In view of the fact that each party’s services relate to assisting job-seekers to find employment, it is apparent that Respondent registered each of the disputed domain names in order to gain more internet users and to disrupt Complainant's business of providing job placement related services.  See State Farm Mut. Auto. Ins. Co. v. LaFaive, FA 95407 (Nat. Arb. Forum Sept. 27, 2000) (use of domain name comprised of Complainant's mark to divert consumers to a web site that promotes competing goods is evidence of bad faith); see also, Inc. v. Unlimited Latin Flavors, Inc., FA 94385 (Nat. Arb. Forum July 7, 2000) (use of Complainant's mark in domain name disrupts Complainant's business and constitutes bad faith); Surface Protection Indus., Inc. v. Webposters, D2000-1613 (WIPO Feb. 5, 2001) (given the competitive relationship between Complainant and Respondent, Respondent likely registered the contested domain name with the intent to disrupt Complainant's business). 


By creating a likelihood of confusion, Respondent is acting in bad faith. See Pitney Bowes Inc. v. Ostanik, D2000-1611 (WIPO Jan. 24, 2001) (use of Complainant's mark to attract consumers to buy Complainant's, or others', products is in bad faith because it is likely to cause confusion); see also Caterpillar Inc. v. Quin, D2000-0314 (WIPO June 12, 2000) (use of the domain names <> and <> to drive consumers to a "want-ad" web site for parts constitutes bad faith); see also Tall Oaks Pub'g, Inc. v. Nat’l Trade Publ'ns, Inc., FA 94346 (Nat. Arb. Forum May 5, 2000) (use of domain name comprised of Complainant's mark in a manner likely to cause initial interest confusion demonstrates bad faith).  If Respondent wished to trade off the goodwill associated with the EXPRESS marks, Respondent should have sought a license from Complainant.  See Volkswagen of Am., Inc. v. Site Design Online, FA 95753 (Nat. Arb. Forum Nov. 6, 2000) (finding that the failure to seek a license from Complainant dictated a finding of bad faith with respect to the domain name <>). 
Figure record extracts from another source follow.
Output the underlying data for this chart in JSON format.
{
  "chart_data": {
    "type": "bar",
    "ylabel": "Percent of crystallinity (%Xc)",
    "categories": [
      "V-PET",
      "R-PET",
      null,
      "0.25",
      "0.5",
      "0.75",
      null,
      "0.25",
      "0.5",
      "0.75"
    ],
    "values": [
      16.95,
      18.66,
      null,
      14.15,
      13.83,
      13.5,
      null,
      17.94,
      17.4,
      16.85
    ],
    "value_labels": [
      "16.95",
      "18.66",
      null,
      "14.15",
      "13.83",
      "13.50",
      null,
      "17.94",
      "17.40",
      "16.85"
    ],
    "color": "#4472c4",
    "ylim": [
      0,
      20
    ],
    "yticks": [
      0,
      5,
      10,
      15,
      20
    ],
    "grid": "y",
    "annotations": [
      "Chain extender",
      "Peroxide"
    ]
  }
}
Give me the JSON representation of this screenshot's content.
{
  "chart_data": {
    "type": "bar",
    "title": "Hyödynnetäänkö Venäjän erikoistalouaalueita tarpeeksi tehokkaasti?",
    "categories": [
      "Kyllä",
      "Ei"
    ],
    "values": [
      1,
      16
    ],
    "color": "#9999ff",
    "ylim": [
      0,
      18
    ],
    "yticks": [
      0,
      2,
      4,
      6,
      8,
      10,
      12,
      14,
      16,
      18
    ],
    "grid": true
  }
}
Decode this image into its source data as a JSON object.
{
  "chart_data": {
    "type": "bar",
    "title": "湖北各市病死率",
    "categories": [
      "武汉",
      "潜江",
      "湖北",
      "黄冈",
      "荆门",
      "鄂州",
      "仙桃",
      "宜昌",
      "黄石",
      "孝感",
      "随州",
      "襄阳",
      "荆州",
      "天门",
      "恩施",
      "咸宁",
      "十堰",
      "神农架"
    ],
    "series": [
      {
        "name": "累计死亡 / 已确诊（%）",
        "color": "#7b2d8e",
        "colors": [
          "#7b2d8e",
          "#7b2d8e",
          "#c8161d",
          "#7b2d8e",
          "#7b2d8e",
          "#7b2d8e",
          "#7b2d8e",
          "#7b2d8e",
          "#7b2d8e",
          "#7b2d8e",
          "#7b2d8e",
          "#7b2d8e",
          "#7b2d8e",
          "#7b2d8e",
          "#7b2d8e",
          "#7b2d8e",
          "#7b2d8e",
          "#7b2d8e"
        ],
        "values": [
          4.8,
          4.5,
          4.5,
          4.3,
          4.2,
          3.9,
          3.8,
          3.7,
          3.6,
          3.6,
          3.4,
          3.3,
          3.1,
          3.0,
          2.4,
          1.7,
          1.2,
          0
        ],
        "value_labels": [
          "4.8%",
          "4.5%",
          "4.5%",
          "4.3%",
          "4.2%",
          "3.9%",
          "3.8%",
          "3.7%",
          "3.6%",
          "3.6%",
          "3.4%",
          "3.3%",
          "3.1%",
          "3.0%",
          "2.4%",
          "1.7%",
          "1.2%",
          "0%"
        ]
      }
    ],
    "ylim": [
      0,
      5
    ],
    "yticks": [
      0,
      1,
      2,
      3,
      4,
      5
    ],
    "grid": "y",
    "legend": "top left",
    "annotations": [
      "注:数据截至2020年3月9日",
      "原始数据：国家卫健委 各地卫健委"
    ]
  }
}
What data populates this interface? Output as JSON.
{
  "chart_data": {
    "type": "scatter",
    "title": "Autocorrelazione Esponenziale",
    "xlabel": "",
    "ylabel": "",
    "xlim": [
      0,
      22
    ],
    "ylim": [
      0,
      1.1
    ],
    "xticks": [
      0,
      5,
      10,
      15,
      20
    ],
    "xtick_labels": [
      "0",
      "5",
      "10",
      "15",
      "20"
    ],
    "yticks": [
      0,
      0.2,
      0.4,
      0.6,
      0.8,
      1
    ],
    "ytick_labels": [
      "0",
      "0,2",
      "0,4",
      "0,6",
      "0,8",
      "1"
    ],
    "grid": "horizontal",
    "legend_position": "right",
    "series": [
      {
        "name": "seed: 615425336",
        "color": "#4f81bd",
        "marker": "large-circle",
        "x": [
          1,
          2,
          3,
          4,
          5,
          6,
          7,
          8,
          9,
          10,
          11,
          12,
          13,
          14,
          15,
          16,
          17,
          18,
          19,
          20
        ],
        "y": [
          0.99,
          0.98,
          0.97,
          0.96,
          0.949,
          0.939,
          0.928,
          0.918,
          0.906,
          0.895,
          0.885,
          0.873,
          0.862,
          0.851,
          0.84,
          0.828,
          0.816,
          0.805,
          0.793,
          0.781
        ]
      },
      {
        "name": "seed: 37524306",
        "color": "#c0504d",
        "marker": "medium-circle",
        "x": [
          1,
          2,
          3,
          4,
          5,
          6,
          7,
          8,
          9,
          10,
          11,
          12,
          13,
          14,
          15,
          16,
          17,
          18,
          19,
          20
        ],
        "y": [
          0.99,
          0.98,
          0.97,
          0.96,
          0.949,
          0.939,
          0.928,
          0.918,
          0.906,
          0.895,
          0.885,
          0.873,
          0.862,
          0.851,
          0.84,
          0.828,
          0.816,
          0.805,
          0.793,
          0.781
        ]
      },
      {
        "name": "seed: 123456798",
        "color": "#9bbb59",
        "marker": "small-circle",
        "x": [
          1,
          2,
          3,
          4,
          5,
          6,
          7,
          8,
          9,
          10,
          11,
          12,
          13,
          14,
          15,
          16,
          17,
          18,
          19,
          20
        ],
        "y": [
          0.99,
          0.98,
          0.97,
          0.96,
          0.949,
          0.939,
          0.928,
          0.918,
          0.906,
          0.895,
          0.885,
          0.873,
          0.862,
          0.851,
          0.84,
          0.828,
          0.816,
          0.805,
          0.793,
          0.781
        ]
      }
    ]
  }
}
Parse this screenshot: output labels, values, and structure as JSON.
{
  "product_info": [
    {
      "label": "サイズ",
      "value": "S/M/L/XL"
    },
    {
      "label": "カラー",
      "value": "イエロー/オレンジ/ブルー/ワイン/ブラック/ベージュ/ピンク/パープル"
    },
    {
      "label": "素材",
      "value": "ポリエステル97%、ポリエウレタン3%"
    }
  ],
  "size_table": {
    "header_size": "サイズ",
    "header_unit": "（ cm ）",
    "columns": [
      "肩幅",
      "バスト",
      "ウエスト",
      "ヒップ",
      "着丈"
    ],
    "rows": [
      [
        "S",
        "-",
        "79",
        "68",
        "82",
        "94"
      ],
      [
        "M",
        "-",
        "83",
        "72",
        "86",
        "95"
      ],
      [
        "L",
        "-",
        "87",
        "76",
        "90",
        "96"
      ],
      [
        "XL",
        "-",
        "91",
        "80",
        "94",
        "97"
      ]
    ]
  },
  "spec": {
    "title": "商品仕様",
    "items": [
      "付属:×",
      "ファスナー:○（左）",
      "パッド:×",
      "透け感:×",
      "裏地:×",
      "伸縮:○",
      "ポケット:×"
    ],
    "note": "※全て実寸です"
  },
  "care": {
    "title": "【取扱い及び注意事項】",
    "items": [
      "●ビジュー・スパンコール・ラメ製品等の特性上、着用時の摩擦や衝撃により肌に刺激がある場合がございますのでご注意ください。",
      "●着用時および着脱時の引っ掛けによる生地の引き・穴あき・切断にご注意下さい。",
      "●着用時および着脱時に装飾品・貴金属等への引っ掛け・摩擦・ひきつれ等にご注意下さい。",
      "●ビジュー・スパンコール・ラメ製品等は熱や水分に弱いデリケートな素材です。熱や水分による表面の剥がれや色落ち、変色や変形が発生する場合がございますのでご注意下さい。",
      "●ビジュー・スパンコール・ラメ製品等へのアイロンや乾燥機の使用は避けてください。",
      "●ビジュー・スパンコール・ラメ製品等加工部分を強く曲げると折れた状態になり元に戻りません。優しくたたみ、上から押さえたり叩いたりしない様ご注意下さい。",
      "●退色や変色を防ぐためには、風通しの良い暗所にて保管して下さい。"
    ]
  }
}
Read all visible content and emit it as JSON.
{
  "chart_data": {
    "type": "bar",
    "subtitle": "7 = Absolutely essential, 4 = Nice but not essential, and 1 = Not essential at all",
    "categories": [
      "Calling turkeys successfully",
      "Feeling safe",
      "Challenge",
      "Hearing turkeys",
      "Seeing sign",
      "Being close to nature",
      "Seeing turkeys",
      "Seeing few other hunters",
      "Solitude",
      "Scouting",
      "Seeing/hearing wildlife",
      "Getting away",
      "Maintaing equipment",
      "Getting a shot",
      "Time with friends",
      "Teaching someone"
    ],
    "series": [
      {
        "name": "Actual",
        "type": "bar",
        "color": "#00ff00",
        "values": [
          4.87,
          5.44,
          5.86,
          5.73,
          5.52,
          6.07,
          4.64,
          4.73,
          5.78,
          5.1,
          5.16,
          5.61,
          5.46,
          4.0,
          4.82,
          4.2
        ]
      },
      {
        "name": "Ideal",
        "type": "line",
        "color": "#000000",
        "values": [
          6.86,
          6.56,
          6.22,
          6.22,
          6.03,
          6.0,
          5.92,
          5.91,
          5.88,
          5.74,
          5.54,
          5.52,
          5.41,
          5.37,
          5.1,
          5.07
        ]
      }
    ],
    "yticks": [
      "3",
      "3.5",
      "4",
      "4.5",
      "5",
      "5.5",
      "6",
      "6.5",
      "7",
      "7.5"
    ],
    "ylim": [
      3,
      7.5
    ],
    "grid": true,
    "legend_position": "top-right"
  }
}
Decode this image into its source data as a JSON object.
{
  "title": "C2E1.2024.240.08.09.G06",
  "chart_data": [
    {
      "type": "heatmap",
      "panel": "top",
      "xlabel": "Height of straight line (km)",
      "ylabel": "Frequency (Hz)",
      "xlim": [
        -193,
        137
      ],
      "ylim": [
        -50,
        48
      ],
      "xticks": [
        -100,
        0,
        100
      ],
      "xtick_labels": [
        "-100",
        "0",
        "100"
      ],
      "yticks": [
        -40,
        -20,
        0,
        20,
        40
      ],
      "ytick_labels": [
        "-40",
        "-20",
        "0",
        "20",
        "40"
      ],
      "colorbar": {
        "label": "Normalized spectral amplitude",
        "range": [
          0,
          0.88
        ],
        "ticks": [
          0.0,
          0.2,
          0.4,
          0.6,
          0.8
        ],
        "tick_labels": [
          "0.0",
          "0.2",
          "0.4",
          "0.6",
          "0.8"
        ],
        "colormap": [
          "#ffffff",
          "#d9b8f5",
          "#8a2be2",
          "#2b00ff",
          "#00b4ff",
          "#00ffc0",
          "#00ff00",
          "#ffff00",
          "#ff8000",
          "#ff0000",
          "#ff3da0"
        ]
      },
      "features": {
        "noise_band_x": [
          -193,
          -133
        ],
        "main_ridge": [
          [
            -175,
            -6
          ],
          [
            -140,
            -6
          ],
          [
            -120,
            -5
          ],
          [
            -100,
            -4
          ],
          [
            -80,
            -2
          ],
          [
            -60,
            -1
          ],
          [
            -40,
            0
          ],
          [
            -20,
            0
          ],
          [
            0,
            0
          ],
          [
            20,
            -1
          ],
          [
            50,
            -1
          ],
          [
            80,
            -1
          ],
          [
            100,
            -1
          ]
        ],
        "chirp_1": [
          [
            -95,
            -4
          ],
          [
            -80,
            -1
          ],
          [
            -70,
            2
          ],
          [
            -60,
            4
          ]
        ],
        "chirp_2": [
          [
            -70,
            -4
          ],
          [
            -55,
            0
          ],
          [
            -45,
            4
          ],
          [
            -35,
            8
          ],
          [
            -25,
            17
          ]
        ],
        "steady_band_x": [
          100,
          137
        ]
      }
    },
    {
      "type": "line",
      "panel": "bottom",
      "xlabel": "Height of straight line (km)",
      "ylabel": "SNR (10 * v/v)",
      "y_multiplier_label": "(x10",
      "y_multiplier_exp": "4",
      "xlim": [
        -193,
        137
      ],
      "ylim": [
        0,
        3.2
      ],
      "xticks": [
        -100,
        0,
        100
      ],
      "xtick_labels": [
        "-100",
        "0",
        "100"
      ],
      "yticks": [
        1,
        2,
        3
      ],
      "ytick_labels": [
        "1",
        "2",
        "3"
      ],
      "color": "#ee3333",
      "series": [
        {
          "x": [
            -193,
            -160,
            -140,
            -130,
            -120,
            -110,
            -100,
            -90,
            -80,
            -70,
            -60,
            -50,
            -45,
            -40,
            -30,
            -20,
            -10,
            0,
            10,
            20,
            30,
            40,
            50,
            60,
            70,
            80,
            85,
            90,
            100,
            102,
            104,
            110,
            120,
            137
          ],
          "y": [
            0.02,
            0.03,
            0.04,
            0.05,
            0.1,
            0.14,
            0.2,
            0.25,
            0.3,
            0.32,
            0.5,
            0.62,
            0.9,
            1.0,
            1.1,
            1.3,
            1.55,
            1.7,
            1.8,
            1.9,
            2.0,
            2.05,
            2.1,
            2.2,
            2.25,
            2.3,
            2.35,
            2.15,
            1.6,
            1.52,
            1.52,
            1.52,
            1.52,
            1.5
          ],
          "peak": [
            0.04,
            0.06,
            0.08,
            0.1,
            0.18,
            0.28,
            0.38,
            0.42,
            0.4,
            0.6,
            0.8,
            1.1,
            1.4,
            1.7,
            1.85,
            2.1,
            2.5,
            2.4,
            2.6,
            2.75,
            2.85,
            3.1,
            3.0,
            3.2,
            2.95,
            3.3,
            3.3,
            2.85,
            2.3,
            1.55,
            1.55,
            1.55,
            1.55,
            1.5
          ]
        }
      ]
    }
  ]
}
In addition, Respondent’s registration and use of the domain names violated the terms of the 1992 Franchise Agreement and 1997 Franchise Termination Agreement.  For example, the 1992 Agreement stated that Respondent “understands and agrees that [Complainant] is the sole and exclusive owner of the …trademarks…listed in this Agreement…”  The Agreement later states, “If this Agreement becomes legally terminated, [Respondent] agrees to immediately cease and forever abstain from using the …trademarks…listed in this Agreement..or to use other materials that have any reference to the name and marks listed in this Agreement and owned by [Complainant].”  Respondent’s breach of the above provisions is further evidence of Respondent’s bad faith.


In summary, this Panel finds that the domain names <EXPRESSJOBS.NET> and <PERSONNELEXPRESS.COM> are confusingly similar to Complainant's EXPRESS trademarks, that the Respondent has no rights or legitimate interests in these domain names, and that Respondent has registered and used these domain names in bad faith.



It is the decision of this Panel that the two domain names at issue, <EXPRESSJOBS.NET> and <PERSONNELEXPRESS.COM> be transferred from Respondent to Complainant.